The White House on Friday took dramatic steps to head off a massive expansion in the Environmental Protection Agency’s ability to regulate greenhouse gases, which the agency had considered in response to a Supreme Court ruling this year.
The Bush administration rejected an EPA proposal to regulate greenhouse gases under the 1963 Clean Air Act, taking the unusual step of publicly releasing internal criticism of the EPA’s plan.
“The onerous command-and-control regulation contemplated in the EPA staff draft would impose crippling costs on the economy in the form of a massive hidden tax, without even ensuring that the intended overall emissions reductions occur,” White House press secretary Dana Perino said.
The administration released for public review and comment 85 pages of scathing critiques from five Cabinet agencies and three other offices, instead of resolving the interagency dispute internally.
The White House said it took the step in the hope that letting Congress see for itself the details of the 500-page EPA proposal would persuade it not to pass a strict regulatory scheme. Friday’s action effectively ends the possibility of any regulatory steps being taken against greenhouse gases during the Bush administration.
“We’re hopeful that Congress sees that that’s the train wreck the president was talking about,” White House spokesman Tony Fratto said.
Further, EPA Administrator Stephen L. Johnson said he disagreed with the idea of using the Clean Air Act for greenhouse gas regulation, as suggested in his agency’s own proposal, which runs to nearly 500 pages.
The Clean Air Act, Mr. Johnson said, is “an outdated law originally enacted to control regional pollutants that cause direct health effects [and] is ill-suited for the task of regulating global greenhouse gases.”

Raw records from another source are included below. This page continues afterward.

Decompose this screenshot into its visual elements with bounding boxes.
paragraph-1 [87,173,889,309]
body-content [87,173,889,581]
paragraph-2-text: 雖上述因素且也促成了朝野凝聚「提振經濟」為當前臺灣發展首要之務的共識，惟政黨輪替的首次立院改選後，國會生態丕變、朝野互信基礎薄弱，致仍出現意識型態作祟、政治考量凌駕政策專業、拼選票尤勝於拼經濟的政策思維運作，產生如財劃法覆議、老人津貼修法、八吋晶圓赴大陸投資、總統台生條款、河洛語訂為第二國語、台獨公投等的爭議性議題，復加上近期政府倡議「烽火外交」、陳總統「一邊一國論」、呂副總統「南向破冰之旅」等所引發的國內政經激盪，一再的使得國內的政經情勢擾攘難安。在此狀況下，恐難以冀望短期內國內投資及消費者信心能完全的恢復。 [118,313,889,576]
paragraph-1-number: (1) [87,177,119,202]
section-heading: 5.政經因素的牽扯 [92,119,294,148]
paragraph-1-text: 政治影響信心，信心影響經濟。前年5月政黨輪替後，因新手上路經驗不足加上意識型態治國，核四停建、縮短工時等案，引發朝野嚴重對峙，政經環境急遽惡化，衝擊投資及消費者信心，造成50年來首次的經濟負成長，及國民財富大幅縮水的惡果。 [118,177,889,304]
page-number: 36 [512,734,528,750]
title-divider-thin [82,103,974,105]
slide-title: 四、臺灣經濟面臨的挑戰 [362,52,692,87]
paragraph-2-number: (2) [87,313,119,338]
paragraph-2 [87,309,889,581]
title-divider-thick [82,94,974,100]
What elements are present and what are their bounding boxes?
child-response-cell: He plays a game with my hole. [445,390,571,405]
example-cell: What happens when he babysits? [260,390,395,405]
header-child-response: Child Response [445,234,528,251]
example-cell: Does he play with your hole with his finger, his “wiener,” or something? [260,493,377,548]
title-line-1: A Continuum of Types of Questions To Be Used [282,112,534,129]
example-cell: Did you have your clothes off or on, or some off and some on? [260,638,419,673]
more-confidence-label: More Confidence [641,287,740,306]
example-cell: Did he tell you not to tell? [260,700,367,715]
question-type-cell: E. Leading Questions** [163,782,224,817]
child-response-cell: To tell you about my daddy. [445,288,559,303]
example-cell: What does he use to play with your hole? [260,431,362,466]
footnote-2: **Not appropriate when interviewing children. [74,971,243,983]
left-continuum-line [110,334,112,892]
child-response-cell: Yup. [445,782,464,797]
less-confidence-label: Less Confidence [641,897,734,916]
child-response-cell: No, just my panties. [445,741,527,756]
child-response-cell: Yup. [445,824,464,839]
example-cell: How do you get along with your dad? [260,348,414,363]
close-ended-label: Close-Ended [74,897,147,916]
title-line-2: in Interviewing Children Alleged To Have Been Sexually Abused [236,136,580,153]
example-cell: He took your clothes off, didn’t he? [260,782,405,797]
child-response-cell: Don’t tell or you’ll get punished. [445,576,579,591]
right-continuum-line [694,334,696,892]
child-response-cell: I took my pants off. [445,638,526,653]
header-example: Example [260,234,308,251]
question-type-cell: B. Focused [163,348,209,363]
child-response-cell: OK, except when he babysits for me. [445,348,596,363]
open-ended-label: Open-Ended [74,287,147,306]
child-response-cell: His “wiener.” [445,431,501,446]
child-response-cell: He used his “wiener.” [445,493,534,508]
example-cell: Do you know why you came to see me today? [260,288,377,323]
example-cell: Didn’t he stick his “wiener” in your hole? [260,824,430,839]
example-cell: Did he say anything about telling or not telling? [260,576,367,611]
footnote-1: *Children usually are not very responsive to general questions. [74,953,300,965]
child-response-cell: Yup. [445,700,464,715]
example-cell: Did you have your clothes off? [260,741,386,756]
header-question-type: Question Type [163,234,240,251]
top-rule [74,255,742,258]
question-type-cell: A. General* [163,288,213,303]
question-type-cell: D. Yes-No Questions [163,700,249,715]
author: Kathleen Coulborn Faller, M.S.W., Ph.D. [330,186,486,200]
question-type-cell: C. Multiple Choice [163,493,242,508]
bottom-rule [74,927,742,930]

“One point is clear: the potential regulation of greenhouse gases under any portion of the Clean Air Act could result in an unprecedented expansion of EPA authority that would have a profound effect on virtually every sector of the economy and touch every household in the land,” Mr. Johnson said.
The EPA issued its proposed rule in response to the Supreme Court’s April decision that the federal government does have the authority to regulate greenhouse gases. That decision also gave the EPA the task of deciding whether global warming posed a threat to the public health or welfare.
A former EPA official, Jason Burnett, has accused Vice President Dick Cheney’s office and the White House Council on Environmental Quality of pressuring another government official to remove from congressional testimony last fall a finding that global warming is a “serious public health concern.”
The Bush administration’s move on Friday means that the next president will have to decide whether to give the EPA broad, climate change-related regulatory powers, or to push Congress to pass a law implementing emission controls.
John Walke, clean air director at the Natural Resources Defense Council, said he wants the president to do both.
“Those two options need not supplant one another. You could have regulations followed by more well-conceived legislation,” he said. “You can craft more tailored legislation, … but that in no way should serve as excuse for inaction.”
“The Bush administration has passed the buck,” Mr. Walke said.